What a sad 'but' that
is! It represents God's frustration and disappointment.
It means that God has so left the decision and choice
with man that He will not force or coerce. It points to
the fact that God has a great intention where His people
are concerned but they may miss it.
But when all that has
been said, the reason for the tragedy was - and can be -
persistent insistence on having what the people who pray
want rather than what the Lord had so evidently shown to
be His will.
It is therefore
possible for God to yield to us, to answer our prayer,
and for the result to be an everlasting regret and
reproach.
What are the
alternatives? The context of the verse in Psalm 106, and
the reference to Numbers 6, shows that it all hinged upon
the food question.
The Manna was too
mysterious, too inscrutable, too delicate, too heavenly,
too miraculous, too 'spiritual'. It contrasted with the
tangible, certain (?), understandable, and naturally
gratifying food of Egypt. The fact is that their
spiritual life had dropped to such a low level as to make
them forget the tyranny, labour, heartbreak, and
groanings in Egypt, and to be in an illusionary mentality
about that terrible history. Get spiritually low and the
world holds out false attraction. Granted that the life
of faith and a supernatural basis of life has trials and
difficulties for the flesh and the natural man, but it
has a daily miracle of sustenance at its heart. The point
of departure with them was whether their own souls were
to be gratified or whether they were to be a testimony to
the Lord.
The phrase
"leanness into their souls" indicates that,
firstly, thinness, scantiness, smallness, starvation,
tenuity, weakness, and contraction in spiritual stature
and measure are quite contrary to a God who is so full,
abundant, and beneficent. Such contraction and limitation
could never be a testimony to Him.
In the next place, the
words indicate that the heavenly, the supernatural, the
spiritual, and the way of faith is really the way of
spiritual robustness and substance.
How lean-souled many of
the Lord's people are! How little many of them and many
churches have to give! How rare it is to find those -
individually or collectively - who have much more than
they need themselves and plenty for others! Starvation
conditions are all too common among the Lord's people.

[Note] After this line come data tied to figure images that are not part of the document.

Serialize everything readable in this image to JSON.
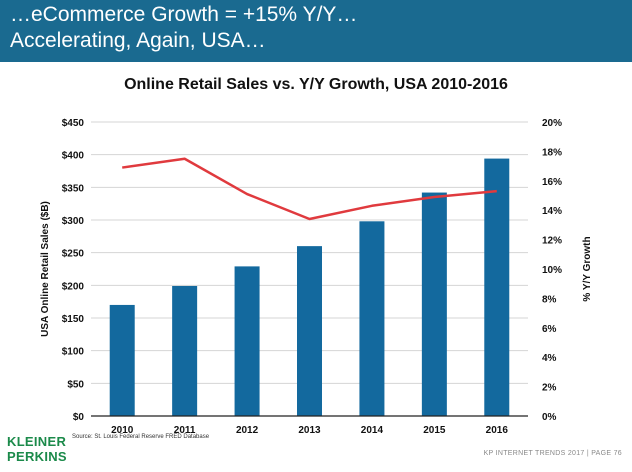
{
  "slide": {
    "title_line1": "…eCommerce Growth = +15% Y/Y…",
    "title_line2": "Accelerating, Again, USA…",
    "source": "Source: St. Louis Federal Reserve FRED Database",
    "logo_line1": "KLEINER",
    "logo_line2": "PERKINS",
    "footer": "KP INTERNET TRENDS 2017 | PAGE 76"
  },
  "colors": {
    "header": "#1a6a90",
    "bar": "#13699e",
    "line": "#e03a3e",
    "logo": "#1b8a4a"
  },
  "chart_data": {
    "type": "bar",
    "title": "Online Retail Sales vs. Y/Y Growth, USA 2010-2016",
    "categories": [
      "2010",
      "2011",
      "2012",
      "2013",
      "2014",
      "2015",
      "2016"
    ],
    "ylabel": "USA Online Retail Sales ($B)",
    "y2label": "% Y/Y Growth",
    "ylim": [
      0,
      450
    ],
    "y2lim": [
      0,
      20
    ],
    "yticks": [
      "$0",
      "$50",
      "$100",
      "$150",
      "$200",
      "$250",
      "$300",
      "$350",
      "$400",
      "$450"
    ],
    "y2ticks": [
      "0%",
      "2%",
      "4%",
      "6%",
      "8%",
      "10%",
      "12%",
      "14%",
      "16%",
      "18%",
      "20%"
    ],
    "grid": true,
    "series": [
      {
        "type": "bar",
        "axis": "left",
        "values": [
          170,
          199,
          229,
          260,
          298,
          342,
          394
        ]
      },
      {
        "type": "line",
        "axis": "right",
        "values": [
          16.9,
          17.5,
          15.1,
          13.4,
          14.3,
          14.9,
          15.3
        ]
      }
    ]
  }
}
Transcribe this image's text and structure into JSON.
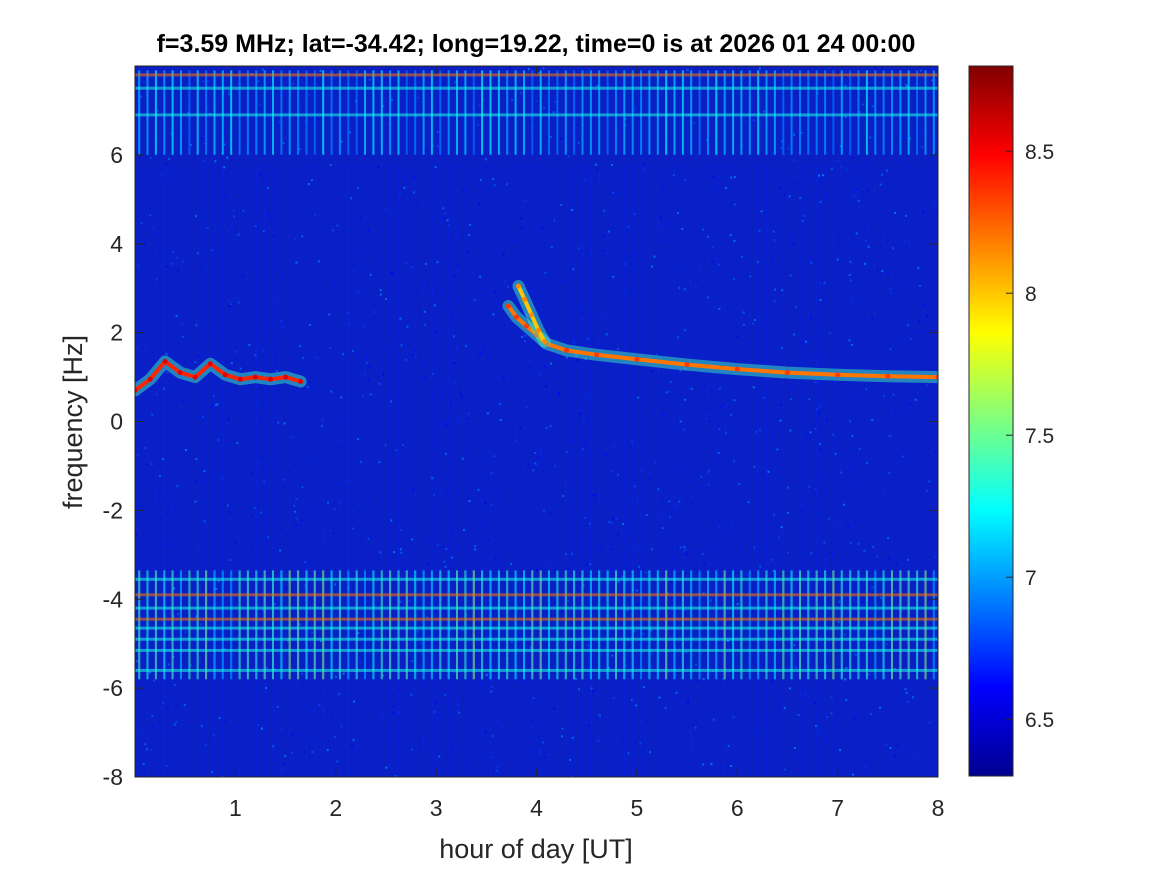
{
  "chart_data": {
    "type": "heatmap",
    "title": "f=3.59 MHz;  lat=-34.42; long=19.22, time=0 is at 2026 01 24 00:00",
    "xlabel": "hour of day [UT]",
    "ylabel": "frequency [Hz]",
    "xlim": [
      0,
      8
    ],
    "ylim": [
      -8,
      8
    ],
    "x_ticks": [
      1,
      2,
      3,
      4,
      5,
      6,
      7,
      8
    ],
    "x_tick_labels": [
      "1",
      "2",
      "3",
      "4",
      "5",
      "6",
      "7",
      "8"
    ],
    "y_ticks": [
      -8,
      -6,
      -4,
      -2,
      0,
      2,
      4,
      6
    ],
    "y_tick_labels": [
      "-8",
      "-6",
      "-4",
      "-2",
      "0",
      "2",
      "4",
      "6"
    ],
    "colormap": "jet",
    "clim": [
      6.3,
      8.8
    ],
    "colorbar": {
      "ticks": [
        6.5,
        7,
        7.5,
        8,
        8.5
      ],
      "tick_labels": [
        "6.5",
        "7",
        "7.5",
        "8",
        "8.5"
      ],
      "placement": "right"
    },
    "grid": false,
    "traces": [
      {
        "description": "Doppler trace",
        "hour": [
          0.0,
          0.15,
          0.3,
          0.45,
          0.6,
          0.75,
          0.9,
          1.05,
          1.2,
          1.35,
          1.5,
          1.65
        ],
        "frequency_hz": [
          0.7,
          0.95,
          1.35,
          1.1,
          1.0,
          1.3,
          1.05,
          0.95,
          1.0,
          0.95,
          1.0,
          0.9
        ],
        "level": 8.4
      },
      {
        "description": "Doppler trace",
        "hour": [
          3.72,
          3.8,
          3.9,
          4.0,
          4.1,
          4.3,
          4.6,
          5.0,
          5.5,
          6.0,
          6.5,
          7.0,
          7.5,
          8.0
        ],
        "frequency_hz": [
          2.6,
          2.35,
          2.15,
          1.95,
          1.75,
          1.6,
          1.5,
          1.4,
          1.28,
          1.18,
          1.1,
          1.05,
          1.02,
          1.0
        ],
        "level": 8.2
      },
      {
        "description": "Doppler trace",
        "hour": [
          3.82,
          3.88,
          3.95,
          4.02,
          4.08
        ],
        "frequency_hz": [
          3.05,
          2.75,
          2.4,
          2.05,
          1.8
        ],
        "level": 8.0
      }
    ],
    "horizontal_bands_hz": [
      7.8,
      7.5,
      6.9,
      -3.55,
      -3.9,
      -4.2,
      -4.45,
      -4.65,
      -4.9,
      -5.15,
      -5.6
    ],
    "background_level": 6.4
  }
}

There are many reasons for this, but our verse says that
it is the preference for the earthly to the heavenly, and
an unwillingness to forego the natural for the spiritual.
This whole matter is threshed out in the First Letter to
the Corinthians, a church characterized by spiritual
leanness, weakness, and smallness.
Spiritual leanness can
be a judgment. "He sent leanness into their
souls", while he gave them their request for natural
fatness.
At any cost let us set
the highest value and importance upon spiritual fulness,
the fulness of Christ, and never by any means limit Him,
or be instrumental in limiting Him in others!